Expert discusses the law and the culture of tanning

tan
When Nutley mom Patricia Krentcil was charged in late April with bringing her 5-year-old daughter into a tanning booth, many were shocked by the color of her skin, which went far beyond an ordinary tan. Krentcil was dubbed a “tanorexic’’and the case sparked support for a New Jersey bill to ban children under 15 from using tanning beds unless parents are present during the consultation and tanning session. Teens 16 and over would be barred from tanning indoors on consecutive days. Salon owners would be fined $1,000 for a first offense and would face a five-day loss of their license for a third offense. The legislation was approved by the senate health committee last month.

Kathryn Greene, an associate professor in the School of Communication and Information, has researched why adolescents use tanning salons and is working with Jerod Stapleton at the Cancer Institute of New Jersey and Smita Banerjee at Memorial Sloan-Kettering Cancer Center to craft messages that will warn them of the increased of skin cancer that results from even infrequent use of tanning beds. For teens, the risks are higher because their bodies are still developing, according to Greene. Greene spoke with Rutgers Today about the personality profile of a salon tanner; an American beauty standard that prizes Caucasians with tan skin and the best way to tell teens about the health risks of tanning booths.

Rutgers Today: What did your research reveal about the type of teens who use tanning salons?

Greene: We were interested in people’s appearance-based motivations. There are people who know that indoor tanning is potentially harmful but they think, “I have to look great for the prom, or my sister’s wedding.” In one study, we tried to look at whether some types of “problem behaviors” clustered together. A problem behavior is anything that puts people at risk, such as driving 20 miles over the speed limit, biking without a helmet or smoking. People who engage in those behaviors are also more likely to tan. Sensation seeking is a personality trait that is related to the desire for novel experiences. People high in sensation seeking might do things like bungee jumping or riding roller coasters. People high in sensation seeking are more likely to use indoor tanning. Men, in general, have higher levels of sensation seeking and many risky behaviors, but relatively few men use tanning salons. Indoor tanning is a also peer culture. We find that people who use tanning beds hang out with people who use tanning beds, so they also overestimate the use of tanning beds among peers.

Rutgers Today: Has Jersey Shore helped or hurt the reputation of tanning salons?

Greene: People have very different reactions to that show, including how our state is portrayed. What’s interesting about that show for tanning is that if you find Jersey Shore to be a particularly horrible model of interpersonal relationships and risk taking, including normalizing drinking and violence, then you might think tanning beds are a bad thing and think, “I don’t want to look like those people.’’ To those who find the characters on Jersey Shore appealing -- perhaps younger people – tanning beds may seem normative and a regular part of “being cool” and popular.

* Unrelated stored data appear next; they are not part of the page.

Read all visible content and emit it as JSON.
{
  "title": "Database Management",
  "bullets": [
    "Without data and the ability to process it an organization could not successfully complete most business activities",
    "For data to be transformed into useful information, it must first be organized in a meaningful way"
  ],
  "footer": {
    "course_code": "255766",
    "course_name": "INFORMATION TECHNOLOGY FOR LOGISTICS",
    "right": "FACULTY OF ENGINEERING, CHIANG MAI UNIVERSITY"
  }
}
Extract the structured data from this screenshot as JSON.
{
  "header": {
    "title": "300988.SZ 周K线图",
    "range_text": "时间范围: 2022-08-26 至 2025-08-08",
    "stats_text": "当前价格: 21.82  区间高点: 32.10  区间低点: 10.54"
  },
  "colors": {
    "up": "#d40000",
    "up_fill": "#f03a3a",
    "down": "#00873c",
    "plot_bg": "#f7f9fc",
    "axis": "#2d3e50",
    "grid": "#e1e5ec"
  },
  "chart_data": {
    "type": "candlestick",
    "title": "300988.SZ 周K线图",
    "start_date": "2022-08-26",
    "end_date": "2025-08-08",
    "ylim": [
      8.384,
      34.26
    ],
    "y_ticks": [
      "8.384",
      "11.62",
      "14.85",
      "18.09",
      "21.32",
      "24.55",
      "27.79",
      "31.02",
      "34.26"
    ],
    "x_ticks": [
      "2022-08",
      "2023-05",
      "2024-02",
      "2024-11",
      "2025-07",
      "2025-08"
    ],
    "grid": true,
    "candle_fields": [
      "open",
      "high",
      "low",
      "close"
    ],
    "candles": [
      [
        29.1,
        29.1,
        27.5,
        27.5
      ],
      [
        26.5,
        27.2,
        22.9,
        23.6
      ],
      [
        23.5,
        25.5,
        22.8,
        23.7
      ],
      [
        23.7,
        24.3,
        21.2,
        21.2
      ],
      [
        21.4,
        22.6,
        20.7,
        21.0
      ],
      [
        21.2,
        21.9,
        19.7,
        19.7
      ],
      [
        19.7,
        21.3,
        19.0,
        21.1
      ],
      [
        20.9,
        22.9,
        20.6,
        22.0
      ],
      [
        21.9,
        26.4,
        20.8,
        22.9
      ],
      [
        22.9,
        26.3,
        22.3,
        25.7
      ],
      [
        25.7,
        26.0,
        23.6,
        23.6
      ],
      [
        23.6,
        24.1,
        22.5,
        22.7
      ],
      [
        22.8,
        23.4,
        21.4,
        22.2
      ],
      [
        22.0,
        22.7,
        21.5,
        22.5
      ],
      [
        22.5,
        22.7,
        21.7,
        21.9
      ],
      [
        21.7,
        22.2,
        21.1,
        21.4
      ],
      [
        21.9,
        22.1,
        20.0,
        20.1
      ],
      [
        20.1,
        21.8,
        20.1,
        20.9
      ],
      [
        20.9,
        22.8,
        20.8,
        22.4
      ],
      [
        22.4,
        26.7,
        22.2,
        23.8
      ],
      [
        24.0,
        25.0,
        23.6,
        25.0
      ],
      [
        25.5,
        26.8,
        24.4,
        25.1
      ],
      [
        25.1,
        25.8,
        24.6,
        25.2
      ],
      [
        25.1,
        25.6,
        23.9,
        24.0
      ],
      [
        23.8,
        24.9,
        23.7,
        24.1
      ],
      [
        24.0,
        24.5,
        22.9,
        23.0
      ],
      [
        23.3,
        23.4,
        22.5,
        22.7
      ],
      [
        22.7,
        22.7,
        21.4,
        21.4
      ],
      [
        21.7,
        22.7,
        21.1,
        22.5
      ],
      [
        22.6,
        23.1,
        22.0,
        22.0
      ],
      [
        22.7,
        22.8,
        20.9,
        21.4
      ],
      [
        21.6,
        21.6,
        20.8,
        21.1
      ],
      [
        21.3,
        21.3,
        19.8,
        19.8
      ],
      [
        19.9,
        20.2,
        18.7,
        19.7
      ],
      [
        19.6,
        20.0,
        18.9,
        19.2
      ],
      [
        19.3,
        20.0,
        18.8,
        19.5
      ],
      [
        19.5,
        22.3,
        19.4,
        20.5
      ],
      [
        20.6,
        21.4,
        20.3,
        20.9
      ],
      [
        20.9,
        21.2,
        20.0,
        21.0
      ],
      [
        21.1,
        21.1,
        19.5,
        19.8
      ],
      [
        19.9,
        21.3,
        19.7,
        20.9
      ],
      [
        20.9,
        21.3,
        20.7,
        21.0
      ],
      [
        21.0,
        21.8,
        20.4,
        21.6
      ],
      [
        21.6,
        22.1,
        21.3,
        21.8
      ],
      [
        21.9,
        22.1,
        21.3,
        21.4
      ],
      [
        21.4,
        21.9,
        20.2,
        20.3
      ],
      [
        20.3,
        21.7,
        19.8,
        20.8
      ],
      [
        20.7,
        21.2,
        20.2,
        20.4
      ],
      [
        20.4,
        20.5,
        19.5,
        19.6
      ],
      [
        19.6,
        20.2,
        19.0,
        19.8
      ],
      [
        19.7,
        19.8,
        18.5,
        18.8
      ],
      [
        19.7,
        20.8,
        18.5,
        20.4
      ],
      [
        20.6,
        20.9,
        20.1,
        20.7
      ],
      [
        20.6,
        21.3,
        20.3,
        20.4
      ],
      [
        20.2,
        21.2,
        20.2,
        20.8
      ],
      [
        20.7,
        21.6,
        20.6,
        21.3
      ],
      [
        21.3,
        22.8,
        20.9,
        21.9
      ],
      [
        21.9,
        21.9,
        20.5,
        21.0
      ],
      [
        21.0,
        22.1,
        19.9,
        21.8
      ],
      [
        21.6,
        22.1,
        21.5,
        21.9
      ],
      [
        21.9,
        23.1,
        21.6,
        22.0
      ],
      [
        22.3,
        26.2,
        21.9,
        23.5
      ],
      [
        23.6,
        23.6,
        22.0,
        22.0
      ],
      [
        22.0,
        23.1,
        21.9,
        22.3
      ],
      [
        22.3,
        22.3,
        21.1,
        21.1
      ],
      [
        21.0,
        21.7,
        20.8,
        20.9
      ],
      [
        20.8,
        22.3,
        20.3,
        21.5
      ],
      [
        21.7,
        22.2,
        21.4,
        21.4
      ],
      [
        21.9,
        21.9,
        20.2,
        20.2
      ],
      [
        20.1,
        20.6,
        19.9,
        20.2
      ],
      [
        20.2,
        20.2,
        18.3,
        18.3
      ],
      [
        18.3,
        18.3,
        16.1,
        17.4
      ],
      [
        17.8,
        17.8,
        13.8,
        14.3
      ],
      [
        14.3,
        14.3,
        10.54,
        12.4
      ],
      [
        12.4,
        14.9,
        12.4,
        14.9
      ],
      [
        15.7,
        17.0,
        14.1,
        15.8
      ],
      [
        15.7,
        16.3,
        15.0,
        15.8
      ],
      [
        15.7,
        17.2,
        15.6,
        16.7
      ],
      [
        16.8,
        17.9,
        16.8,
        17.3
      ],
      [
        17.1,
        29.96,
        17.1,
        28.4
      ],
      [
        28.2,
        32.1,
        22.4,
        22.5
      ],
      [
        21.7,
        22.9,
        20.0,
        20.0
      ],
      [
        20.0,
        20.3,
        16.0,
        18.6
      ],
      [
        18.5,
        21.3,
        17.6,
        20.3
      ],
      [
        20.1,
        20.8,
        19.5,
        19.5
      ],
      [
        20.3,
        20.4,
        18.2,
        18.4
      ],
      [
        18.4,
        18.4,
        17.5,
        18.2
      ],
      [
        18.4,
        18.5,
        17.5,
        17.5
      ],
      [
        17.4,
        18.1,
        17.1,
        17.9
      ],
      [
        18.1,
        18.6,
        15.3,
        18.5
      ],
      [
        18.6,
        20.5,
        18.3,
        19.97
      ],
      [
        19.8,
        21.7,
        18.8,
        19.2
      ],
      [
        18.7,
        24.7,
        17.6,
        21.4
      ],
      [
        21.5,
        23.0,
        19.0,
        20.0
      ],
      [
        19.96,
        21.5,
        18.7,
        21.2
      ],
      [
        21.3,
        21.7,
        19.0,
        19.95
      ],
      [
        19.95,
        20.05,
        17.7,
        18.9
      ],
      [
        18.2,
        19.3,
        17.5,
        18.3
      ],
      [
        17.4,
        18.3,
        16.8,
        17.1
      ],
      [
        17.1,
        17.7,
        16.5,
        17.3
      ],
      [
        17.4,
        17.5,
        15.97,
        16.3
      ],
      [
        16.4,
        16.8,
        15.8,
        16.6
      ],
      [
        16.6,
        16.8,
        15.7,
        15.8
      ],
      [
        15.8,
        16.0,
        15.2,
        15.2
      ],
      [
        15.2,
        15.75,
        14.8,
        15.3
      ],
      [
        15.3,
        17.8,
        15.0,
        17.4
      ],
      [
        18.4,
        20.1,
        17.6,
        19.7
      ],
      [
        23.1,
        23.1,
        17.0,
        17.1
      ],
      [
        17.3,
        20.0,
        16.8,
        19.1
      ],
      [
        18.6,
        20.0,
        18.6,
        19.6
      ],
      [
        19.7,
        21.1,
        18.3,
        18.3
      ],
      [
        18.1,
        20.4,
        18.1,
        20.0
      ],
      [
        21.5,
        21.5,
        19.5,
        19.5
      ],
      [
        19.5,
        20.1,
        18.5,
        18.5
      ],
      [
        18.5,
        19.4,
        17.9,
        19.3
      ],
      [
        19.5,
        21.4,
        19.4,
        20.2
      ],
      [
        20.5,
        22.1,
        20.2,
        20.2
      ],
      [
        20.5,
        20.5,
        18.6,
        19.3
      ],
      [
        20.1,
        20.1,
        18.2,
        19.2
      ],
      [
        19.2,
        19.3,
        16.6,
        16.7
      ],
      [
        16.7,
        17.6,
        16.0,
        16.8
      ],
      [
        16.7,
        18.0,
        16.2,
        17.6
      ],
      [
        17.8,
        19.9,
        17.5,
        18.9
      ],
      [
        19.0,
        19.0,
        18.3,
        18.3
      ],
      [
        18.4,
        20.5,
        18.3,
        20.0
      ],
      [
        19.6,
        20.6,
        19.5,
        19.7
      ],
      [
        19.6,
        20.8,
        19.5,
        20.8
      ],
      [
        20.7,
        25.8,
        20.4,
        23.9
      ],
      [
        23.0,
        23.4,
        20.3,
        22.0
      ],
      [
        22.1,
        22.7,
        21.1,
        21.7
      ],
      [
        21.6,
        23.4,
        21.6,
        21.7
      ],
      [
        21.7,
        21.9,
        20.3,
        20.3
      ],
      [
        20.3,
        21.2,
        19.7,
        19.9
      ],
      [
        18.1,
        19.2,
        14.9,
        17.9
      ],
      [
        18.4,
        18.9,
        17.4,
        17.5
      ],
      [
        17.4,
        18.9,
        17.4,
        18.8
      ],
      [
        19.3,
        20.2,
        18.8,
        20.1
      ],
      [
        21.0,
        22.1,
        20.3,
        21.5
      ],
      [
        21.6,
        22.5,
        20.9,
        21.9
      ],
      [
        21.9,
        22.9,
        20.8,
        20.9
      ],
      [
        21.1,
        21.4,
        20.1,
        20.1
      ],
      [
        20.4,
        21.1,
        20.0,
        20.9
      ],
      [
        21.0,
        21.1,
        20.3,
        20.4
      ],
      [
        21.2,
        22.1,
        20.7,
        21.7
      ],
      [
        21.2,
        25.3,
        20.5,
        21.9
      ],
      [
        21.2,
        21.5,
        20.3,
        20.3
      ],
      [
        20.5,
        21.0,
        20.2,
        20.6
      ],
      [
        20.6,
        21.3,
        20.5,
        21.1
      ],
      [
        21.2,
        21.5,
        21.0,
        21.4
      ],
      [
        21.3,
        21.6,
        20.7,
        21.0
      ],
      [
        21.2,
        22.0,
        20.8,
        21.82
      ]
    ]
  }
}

Some younger people see tanning as a part of growing up, being an adolescent/emerging adult and “looking good.”

Rutgers Today: How do perceptions of tans as beautiful or desirable contribute to the problem?

Greene: Tanning is rooted in perceptions of beauty and attractiveness that are grounded in cultural beliefs. I got tired of hearing women say “I look thinner when I’m tan,” or “I look healthier.” So we did a classic experiment where we took a picture of a male and female and manipulated the skin color from light to medium and dark. Women didn’t see differences in weight or attractiveness based on tanning level, contrary to expectations. Unfortunately men thought that the women looked thinner, prettier and healthier when they were more tan. If women tan because they want to be more attractive to men, we need to change that belief system for men and target them for campaigns.

Rutgers Today: Do you think a law restricting minors from using tanning beds without permission would be effective?

Greene: It might be helpful, but in other states the compliance with the law is poor. Investigative reports indicate significant non-compliance. For example, youth go in and say, “I’m 16.’’ They see your ID, you show them a supposed note from your parents and they let you in.  This type of legislation has the best chance of being effective if paired with significant fines and penalties for salons found to be violating regulations.  This is a different approach from our work, focusing on people’s decisions to use the tanning beds. 

Rutgers Today: What type of message is most effective in reaching young teens?

Greene: It’s hard to get adolescents to think about the future, but a narrative message that’s anecdotal has more impact, than say a story about someone who tanned in a salon only a few times and several years later noticed a growth, now has a scar, and when she wears a short-sleeved shirt, everyone notices the scar. We can highlight where people have skin damage on their face, show the acceleration of wrinkles. That works better than what you learn in health class about the statistics: how tanning causes premature aging of the skin and many people die of melanoma. People don’t engage with just the facts and the figures the way they do with someone’s story. There was also some talk on emphasizing that that tanning looks fake, and there’s nothing wrong with playing up the fact that a certain celebrity has beautiful fair skin or emphasizing cultural diversity. Why not promote multiple beauty ideals?